Who are the people doing things in India, championing the cause so to speak?
Well, there are at least half a dozen companies in India who are manufacturing the AIDS drugs which is a very good thing, because the demands are going to be so large.
It has to be a team effort. No single company can provide everything, it's impossible. There are bottlenecks in providing medication, and apart from this, to treat HIV you need infrastructure.
What happens when the WTO's TRIPS becomes a law in January 2005?
Please bear in mind that it is only what is patented post-2005 that will apply to me, and any drug that's made in 2005 will only come into the market in 2020 ....
But you're talking about monopolies surely....
Yes, unless the government brings in compulsory licensing. It will be dividing the world between those who can afford life-saving drugs, and those who cannot. What are our safeguards? We need safeguards for a population like ours. Every one of us Indian should be aware of the situation. We've been brainwashed into thinking we need a monopoly. What have they done so far? If you look at the world's top 50 drugs, 70 per cent of them have been in-licensed which means that the fellow who's selling them hasn't invented them. Stavudine, the drug that I'm making is marketed by Bristol Myers Squibb, but it wasn't invented by them, it was invented at Yale University.
Yet MNCs claim that the reason for their high prices is because of the money they put into R&D ....
Yes, this is the whole situation. Ask any doctor in India, how many of your patients come to you for HIV. They'll say none. They come to you for TB or something, and out of every 10 cases, two will be for HIV. So you get a test, you take it and confirm it as positive, and you go to your doctor. He looks at you and sees you're hale and hearty, he'll say, go home, don't bother, don't do anything until you find something like a loss of appetite, weight loss and so on, then come back to me ....
There are people the doctors have sent home and for 10 years nothing goes wrong with them. With this situation of treatment, you need to tackle it on a war footing. War footing means you must have mandatory testing. How is that done? We were talking earlier of truck drivers. They have a licence valid for 20 years. Why can't we say that their licence is valid only for a year, and to revalidate the licence he must take an HIV test, and if the test is positive, the licence is revoked. I'm talking war footing.
What does the truck driver do then?
He'll be treated for HIV free by the State, something like that. In my company all workers have to have a health test, but the HIV test is optional; however, if the person volunteers for the test, the company pays for the test and if it's positive, these are the three things: his/her job is not in jeopardy, everything is kept in confidence, and the company pays for his/her treatment. What more can we do? And yet, how many people will avail of this service? Because unless it's done on a war footing ....

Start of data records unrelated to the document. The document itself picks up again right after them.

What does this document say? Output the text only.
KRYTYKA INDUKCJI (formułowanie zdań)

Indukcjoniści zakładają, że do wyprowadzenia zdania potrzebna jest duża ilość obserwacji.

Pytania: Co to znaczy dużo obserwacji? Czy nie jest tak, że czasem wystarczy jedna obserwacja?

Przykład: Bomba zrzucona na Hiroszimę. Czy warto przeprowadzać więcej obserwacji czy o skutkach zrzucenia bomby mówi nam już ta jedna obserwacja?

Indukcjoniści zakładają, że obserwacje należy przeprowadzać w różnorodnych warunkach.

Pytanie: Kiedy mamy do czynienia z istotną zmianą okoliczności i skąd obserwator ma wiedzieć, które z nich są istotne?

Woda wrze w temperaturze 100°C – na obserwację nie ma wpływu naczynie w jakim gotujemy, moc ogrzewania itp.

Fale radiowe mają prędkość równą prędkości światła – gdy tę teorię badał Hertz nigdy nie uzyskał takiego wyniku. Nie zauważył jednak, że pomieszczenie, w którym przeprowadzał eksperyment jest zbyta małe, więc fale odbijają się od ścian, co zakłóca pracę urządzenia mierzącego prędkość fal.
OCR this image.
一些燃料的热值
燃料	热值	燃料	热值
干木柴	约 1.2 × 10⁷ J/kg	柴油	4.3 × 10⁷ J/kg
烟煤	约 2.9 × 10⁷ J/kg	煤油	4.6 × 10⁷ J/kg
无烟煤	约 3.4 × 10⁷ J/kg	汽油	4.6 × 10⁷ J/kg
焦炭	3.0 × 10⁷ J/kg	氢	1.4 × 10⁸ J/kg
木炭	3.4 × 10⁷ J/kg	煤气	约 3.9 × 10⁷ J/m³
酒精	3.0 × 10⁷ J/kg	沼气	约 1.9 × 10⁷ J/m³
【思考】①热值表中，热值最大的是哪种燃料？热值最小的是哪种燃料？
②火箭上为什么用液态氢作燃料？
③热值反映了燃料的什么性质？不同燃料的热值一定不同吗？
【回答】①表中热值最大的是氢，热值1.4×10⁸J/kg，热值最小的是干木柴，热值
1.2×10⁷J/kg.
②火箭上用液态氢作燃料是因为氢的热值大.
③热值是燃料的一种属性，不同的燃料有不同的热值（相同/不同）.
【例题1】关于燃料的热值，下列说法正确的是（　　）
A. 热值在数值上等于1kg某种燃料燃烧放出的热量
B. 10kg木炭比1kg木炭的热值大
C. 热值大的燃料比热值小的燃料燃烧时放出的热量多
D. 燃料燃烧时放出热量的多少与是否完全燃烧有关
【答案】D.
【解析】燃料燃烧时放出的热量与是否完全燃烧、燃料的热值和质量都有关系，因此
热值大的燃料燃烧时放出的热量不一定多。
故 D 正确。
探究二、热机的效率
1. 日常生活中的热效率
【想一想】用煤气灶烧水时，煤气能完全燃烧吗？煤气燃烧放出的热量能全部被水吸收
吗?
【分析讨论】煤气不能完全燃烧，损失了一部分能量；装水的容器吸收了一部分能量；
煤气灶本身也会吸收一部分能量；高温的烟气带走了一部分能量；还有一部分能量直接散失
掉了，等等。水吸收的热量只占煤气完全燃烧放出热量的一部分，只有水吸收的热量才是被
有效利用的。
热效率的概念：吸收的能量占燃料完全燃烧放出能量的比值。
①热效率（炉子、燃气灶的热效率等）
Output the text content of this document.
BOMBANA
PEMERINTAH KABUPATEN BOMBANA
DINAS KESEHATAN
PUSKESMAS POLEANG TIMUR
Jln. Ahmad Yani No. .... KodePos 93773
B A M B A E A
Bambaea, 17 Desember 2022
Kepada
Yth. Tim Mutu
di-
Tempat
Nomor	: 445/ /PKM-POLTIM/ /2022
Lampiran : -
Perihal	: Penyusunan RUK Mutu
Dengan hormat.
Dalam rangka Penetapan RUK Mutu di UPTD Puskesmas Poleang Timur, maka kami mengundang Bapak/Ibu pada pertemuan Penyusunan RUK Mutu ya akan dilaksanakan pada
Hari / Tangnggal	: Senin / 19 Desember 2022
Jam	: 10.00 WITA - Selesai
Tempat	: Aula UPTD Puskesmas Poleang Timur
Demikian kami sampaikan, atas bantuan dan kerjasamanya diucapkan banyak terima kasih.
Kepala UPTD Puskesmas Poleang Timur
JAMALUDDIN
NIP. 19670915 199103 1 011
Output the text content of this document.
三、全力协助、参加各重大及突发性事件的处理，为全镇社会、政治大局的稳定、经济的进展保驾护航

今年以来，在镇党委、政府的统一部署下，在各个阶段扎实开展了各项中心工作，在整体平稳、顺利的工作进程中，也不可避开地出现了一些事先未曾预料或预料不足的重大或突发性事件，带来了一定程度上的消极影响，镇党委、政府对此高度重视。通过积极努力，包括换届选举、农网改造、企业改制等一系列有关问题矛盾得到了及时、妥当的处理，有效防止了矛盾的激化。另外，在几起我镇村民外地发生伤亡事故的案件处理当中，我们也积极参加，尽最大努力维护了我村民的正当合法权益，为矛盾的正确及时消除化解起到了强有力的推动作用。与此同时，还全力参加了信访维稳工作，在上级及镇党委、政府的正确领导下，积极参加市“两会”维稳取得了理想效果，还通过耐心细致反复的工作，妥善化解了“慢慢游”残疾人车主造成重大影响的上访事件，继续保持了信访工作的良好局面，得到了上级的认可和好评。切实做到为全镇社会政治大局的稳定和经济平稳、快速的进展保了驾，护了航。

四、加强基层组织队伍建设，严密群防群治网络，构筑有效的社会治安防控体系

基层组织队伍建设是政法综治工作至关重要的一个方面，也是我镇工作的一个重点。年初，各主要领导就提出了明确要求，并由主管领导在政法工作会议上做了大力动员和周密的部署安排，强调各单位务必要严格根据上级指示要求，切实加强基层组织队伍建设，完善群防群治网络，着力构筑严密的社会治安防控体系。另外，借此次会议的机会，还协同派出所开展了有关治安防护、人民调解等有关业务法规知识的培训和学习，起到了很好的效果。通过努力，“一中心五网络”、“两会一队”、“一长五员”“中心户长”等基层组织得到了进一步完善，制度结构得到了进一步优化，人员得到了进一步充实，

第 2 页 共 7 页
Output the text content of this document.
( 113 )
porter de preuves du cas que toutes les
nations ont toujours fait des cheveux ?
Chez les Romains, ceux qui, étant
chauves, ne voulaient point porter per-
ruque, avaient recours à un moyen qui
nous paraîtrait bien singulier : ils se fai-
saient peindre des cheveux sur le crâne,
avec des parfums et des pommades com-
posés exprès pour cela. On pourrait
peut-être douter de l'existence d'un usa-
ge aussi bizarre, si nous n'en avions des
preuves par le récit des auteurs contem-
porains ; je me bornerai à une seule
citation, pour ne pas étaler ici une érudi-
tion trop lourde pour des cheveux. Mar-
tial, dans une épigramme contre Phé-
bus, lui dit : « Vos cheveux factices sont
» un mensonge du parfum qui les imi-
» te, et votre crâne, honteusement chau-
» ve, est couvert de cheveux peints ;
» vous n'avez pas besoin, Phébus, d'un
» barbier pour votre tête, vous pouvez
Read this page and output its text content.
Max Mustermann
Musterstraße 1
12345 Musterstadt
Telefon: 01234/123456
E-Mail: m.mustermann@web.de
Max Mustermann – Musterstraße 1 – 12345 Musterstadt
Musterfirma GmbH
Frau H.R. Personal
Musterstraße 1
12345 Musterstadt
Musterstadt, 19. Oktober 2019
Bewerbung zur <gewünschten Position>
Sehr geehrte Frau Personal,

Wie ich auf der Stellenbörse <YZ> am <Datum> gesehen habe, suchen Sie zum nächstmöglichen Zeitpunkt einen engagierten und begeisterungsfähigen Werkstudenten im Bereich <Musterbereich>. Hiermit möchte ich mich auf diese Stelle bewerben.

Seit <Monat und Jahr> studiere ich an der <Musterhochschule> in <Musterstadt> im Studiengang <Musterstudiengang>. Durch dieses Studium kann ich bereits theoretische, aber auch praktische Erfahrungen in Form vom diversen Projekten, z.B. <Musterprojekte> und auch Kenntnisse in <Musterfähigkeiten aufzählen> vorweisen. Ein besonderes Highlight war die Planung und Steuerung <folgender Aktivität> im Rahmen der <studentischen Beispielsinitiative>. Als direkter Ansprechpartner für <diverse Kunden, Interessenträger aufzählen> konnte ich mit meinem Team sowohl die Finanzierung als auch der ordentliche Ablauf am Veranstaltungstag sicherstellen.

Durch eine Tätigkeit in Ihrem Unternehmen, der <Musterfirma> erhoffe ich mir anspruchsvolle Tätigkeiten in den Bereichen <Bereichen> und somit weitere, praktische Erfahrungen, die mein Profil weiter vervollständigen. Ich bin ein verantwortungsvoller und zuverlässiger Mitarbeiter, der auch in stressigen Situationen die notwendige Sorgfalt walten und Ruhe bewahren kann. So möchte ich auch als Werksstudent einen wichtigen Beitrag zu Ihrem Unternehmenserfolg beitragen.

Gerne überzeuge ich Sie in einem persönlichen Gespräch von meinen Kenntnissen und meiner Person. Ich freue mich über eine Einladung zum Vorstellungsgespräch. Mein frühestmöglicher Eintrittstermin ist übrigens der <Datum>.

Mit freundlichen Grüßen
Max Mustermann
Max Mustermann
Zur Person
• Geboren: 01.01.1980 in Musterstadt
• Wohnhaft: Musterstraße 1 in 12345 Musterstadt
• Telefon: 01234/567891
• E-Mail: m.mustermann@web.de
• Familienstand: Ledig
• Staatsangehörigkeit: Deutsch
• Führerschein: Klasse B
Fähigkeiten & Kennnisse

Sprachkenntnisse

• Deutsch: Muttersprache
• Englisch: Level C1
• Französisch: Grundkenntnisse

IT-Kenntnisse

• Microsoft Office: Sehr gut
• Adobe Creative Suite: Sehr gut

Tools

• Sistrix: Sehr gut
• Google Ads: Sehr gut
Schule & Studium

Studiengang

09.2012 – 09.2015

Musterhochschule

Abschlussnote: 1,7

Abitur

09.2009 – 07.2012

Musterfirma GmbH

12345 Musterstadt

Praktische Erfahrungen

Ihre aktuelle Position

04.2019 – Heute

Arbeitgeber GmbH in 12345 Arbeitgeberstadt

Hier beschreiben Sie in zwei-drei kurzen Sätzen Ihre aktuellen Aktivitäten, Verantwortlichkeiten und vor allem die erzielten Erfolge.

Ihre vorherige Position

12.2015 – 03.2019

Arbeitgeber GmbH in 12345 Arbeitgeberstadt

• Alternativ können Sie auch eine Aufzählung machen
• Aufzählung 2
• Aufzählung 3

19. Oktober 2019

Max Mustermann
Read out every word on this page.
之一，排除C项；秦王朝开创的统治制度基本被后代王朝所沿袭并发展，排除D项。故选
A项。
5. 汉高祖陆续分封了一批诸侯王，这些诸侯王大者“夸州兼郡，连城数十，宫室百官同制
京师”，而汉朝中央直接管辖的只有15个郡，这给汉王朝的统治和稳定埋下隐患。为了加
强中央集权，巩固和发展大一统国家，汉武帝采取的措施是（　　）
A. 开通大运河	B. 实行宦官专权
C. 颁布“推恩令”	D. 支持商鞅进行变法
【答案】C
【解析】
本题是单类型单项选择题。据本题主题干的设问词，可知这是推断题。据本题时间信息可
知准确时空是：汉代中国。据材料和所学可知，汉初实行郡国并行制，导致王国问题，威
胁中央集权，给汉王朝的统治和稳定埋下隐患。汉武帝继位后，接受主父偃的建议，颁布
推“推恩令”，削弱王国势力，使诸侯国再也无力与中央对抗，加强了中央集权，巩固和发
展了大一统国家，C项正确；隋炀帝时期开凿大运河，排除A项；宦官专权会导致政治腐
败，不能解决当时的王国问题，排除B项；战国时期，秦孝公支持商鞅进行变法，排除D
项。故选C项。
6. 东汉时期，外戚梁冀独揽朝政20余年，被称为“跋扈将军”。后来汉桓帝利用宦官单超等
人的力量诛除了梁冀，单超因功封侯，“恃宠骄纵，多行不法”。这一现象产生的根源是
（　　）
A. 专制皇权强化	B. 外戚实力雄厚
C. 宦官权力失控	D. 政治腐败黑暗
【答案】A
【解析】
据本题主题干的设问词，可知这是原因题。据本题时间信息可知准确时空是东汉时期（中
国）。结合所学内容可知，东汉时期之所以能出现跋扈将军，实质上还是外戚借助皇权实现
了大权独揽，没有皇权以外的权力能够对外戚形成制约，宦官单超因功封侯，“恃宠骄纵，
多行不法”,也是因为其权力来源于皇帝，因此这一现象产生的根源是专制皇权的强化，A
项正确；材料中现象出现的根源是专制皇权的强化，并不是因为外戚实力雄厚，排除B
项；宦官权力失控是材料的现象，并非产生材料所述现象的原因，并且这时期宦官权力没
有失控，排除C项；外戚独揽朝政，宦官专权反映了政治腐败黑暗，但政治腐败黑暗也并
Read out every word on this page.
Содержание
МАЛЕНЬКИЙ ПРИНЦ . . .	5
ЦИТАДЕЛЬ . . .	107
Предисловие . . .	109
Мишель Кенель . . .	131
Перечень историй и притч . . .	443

Basically you're saying extreme situations call for extreme measures.
Exactly. You have to. It's an epidemic. And I'm following the work done on vaccines... I think it's a good 15 years down the line. Eight thousand people are dying of HIV everyday. What is the international community doing about it?
Do we have no shame or something? The issue is access to medicine at affordable prices. The issue is not HIV/AIDS. Our fight in the third world is a fight to access to medicines and health.